O que esperar para os próximos meses
Apesar da recuperação recente, especialistas do mercado ponderam que o valor atual da saca de soja ainda está distante dos patamares observados entre 2021 e 2022, período de forte valorização das commodities agrícolas em escala global. Isso significa que, embora a alta de julho seja relevante para o caixa do produtor neste momento de entressafra, ela não representa necessariamente um retorno aos preços recordes vistos alguns anos atrás. A leitura mais realista é a de uma correção pontual, influenciada por fatores conjunturais como clima e câmbio, e não de uma mudança estrutural no patamar de preços do grão.

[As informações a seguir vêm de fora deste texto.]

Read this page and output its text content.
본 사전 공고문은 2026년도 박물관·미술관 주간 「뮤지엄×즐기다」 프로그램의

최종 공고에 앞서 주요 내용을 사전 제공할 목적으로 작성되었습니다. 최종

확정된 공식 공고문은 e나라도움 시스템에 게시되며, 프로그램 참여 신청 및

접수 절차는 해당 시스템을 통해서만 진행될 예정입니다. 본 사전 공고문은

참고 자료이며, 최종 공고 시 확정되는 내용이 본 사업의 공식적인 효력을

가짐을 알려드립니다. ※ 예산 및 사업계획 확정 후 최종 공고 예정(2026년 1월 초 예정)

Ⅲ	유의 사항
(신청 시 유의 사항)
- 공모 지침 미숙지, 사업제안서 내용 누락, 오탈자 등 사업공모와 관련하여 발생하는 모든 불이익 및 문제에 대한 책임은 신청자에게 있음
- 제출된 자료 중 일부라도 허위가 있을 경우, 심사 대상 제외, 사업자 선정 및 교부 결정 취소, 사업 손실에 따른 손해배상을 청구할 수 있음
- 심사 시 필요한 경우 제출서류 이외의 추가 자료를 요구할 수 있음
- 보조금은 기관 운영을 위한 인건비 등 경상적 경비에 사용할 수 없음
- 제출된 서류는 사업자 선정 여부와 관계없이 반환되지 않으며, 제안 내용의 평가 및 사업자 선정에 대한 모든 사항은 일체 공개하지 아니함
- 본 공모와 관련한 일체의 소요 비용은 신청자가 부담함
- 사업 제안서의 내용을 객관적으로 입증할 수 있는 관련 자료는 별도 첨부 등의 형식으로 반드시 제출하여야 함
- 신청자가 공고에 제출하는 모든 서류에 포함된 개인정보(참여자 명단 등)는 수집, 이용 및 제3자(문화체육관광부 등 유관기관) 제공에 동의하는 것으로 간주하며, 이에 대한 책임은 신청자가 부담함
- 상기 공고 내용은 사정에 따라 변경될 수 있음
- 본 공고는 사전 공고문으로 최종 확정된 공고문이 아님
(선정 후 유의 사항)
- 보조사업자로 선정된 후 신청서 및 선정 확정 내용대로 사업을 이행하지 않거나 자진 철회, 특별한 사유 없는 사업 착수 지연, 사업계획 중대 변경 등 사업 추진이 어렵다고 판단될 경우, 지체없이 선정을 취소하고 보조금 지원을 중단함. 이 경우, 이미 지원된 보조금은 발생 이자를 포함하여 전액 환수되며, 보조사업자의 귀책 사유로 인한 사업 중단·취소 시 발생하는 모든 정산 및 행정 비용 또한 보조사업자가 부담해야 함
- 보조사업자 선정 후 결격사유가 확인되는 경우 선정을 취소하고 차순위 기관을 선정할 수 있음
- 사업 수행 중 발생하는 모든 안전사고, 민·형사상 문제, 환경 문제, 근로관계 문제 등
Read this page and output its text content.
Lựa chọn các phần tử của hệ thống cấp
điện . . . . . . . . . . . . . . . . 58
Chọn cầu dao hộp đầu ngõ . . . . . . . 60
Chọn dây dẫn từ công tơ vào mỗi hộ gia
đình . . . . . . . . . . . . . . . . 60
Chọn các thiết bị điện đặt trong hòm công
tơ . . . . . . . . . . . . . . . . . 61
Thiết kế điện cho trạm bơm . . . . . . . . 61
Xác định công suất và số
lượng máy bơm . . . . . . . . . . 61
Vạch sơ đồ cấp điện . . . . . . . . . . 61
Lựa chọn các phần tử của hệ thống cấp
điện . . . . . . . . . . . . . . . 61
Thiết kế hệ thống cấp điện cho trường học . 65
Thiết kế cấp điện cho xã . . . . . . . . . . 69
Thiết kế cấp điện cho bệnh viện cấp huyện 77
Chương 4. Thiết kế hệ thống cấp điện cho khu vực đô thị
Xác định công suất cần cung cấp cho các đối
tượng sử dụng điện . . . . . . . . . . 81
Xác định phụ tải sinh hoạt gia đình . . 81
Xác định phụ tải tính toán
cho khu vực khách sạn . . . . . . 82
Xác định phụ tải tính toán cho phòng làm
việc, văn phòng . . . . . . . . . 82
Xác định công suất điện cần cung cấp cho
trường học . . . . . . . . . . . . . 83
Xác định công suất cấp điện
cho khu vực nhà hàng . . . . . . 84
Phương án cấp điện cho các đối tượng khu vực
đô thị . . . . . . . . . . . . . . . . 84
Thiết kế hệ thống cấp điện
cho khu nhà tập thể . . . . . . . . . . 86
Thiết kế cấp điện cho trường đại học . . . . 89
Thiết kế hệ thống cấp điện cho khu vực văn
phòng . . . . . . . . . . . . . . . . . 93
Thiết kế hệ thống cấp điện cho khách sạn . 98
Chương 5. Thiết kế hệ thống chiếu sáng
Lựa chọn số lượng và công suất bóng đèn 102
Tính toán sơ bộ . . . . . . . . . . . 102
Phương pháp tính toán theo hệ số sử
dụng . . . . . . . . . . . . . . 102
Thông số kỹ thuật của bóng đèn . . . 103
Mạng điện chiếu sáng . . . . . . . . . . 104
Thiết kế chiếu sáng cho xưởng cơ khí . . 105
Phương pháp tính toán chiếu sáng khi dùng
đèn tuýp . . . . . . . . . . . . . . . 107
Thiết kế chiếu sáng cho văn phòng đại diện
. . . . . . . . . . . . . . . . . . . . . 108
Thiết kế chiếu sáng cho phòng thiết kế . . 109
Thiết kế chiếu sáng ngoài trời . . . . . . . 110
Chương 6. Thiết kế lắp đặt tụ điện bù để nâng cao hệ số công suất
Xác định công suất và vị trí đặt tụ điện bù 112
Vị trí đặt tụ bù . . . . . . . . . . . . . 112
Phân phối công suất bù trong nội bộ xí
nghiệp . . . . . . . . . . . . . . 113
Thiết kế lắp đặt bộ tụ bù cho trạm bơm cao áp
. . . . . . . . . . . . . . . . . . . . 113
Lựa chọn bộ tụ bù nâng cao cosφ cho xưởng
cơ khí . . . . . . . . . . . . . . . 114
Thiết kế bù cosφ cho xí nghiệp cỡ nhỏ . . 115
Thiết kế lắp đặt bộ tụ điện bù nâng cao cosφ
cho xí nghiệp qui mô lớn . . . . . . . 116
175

Para o produtor que ainda possui estoque de soja da safra passada, o momento é visto como favorável para avaliar a comercialização, especialmente diante da valorização acumulada nas últimas semanas. Já para quem se planeja para o próximo ciclo de plantio, o comportamento do dólar e o desenrolar da situação climática nos Estados Unidos seguem como as principais variáveis a monitorar até a divulgação do próximo relatório de oferta e demanda global, aguardado pelo mercado com expectativa de trazer mais clareza sobre os rumos dos preços no segundo semestre.
A recuperação do preço da soja em julho mostra como o mercado agrícola brasileiro segue sensível a fatores internos e externos, do câmbio ao clima em outros países produtores. Para o setor, a combinação entre exportações recordes e cenário internacional ainda incerto reforça a necessidade de acompanhar de perto os próximos indicadores, já que qualquer mudança nesse equilíbrio pode alterar rapidamente as cotações que chegam até a porteira da fazenda.